In this paper, we study the graph induced by the $\textit{2-swap}$ permutation on words with a fixed Parikh vector. A $2$-swap is defined as a pair of positions $s = (i, j)$ where the word $w$ induced by the swap $s$ on $v$ is $v[1] v[2] \dots v[i - 1] v[j] v[i+1] \dots v[j - 1] v[i] v[j + 1] \dots v[n]$. With these permutations, we define the $\textit{Configuration Graph}$, $G(P)$ defined over a given Parikh vector. Each vertex in $G(P)$ corresponds to a unique word with the Parikh vector $P$, with an edge between any pair of words $v$ and $w$ if there exists a swap $s$ such that $v \circ s = w$. We provide several key combinatorial properties of this graph, including the exact diameter of this graph, the clique number of the graph, and the relationships between subgraphs within this graph. Additionally, we show that for every vertex in the graph, there exists a Hamiltonian path starting at this vertex. Finally, we provide an algorithm enumerating these paths from a given input word of length $n$ with a delay of at most $O(\log n)$ between outputting edges, requiring $O(n \log n)$ preprocessing.

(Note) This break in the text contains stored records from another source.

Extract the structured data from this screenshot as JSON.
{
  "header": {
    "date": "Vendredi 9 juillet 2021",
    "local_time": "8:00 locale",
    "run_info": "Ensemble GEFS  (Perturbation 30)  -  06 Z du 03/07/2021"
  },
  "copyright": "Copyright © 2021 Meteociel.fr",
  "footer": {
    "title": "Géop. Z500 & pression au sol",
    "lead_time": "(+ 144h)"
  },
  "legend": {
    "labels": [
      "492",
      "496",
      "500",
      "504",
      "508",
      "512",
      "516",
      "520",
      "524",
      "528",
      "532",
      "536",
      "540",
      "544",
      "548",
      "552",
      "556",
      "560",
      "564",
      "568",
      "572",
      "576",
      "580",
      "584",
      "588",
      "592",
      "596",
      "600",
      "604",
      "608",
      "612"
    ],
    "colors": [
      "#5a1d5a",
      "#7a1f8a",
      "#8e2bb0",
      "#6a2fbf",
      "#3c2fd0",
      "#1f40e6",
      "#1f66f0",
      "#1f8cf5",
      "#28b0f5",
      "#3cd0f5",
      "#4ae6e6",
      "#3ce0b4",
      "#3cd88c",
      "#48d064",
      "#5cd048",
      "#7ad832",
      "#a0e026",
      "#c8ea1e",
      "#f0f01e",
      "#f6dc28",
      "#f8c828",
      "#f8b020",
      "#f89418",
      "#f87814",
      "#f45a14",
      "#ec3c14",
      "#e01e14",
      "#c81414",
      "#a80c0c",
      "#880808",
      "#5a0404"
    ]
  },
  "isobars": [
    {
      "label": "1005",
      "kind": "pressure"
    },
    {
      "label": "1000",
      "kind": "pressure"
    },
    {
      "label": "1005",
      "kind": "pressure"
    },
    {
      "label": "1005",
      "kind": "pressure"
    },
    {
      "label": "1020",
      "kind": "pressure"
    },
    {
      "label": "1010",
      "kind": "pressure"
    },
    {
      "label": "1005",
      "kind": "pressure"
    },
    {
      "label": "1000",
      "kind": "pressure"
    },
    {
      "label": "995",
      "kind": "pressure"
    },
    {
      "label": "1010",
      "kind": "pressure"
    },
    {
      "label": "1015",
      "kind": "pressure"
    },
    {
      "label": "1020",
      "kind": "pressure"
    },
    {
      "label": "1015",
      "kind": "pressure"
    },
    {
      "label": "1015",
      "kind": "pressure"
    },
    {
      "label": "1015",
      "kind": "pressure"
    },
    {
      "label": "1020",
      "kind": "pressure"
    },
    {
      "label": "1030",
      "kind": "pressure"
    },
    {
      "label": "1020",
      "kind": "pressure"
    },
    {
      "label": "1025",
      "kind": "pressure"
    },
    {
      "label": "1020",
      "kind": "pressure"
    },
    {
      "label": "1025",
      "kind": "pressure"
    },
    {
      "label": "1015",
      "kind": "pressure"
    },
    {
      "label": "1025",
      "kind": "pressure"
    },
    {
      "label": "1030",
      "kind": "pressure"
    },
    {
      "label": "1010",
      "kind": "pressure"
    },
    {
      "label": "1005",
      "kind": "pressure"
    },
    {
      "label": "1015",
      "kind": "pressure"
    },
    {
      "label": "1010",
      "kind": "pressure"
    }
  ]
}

翻译：本文研究由固定Parikh向量下词上的$\textit{2-交换}$置换所诱导的图。2-交换定义为位置对$s = (i, j)$，其中交换$s$作用于$v$得到的词$w$为$v[1] v[2] \dots v[i - 1] v[j] v[i+1] \dots v[j - 1] v[i] v[j + 1] \dots v[n]$。基于此类置换，我们定义了给定Parikh向量上的$\textit{构型图}$ $G(P)$。$G(P)$中每个顶点对应一个具有Parikh向量$P$的唯一词，若存在交换$s$使得$v \circ s = w$，则任意一对词$v$和$w$之间存在边。我们给出了该图的若干关键组合性质，包括图的精确直径、图的团数，以及图中子图间的关系。此外，我们证明图中每个顶点均存在一条从该顶点出发的哈密顿路径。最后，我们提出一个算法，可在给定长度为$n$的输入词后枚举这些路径，其输出边之间的延迟至多为$O(\log n)$，且需要$O(n \log n)$的预处理时间。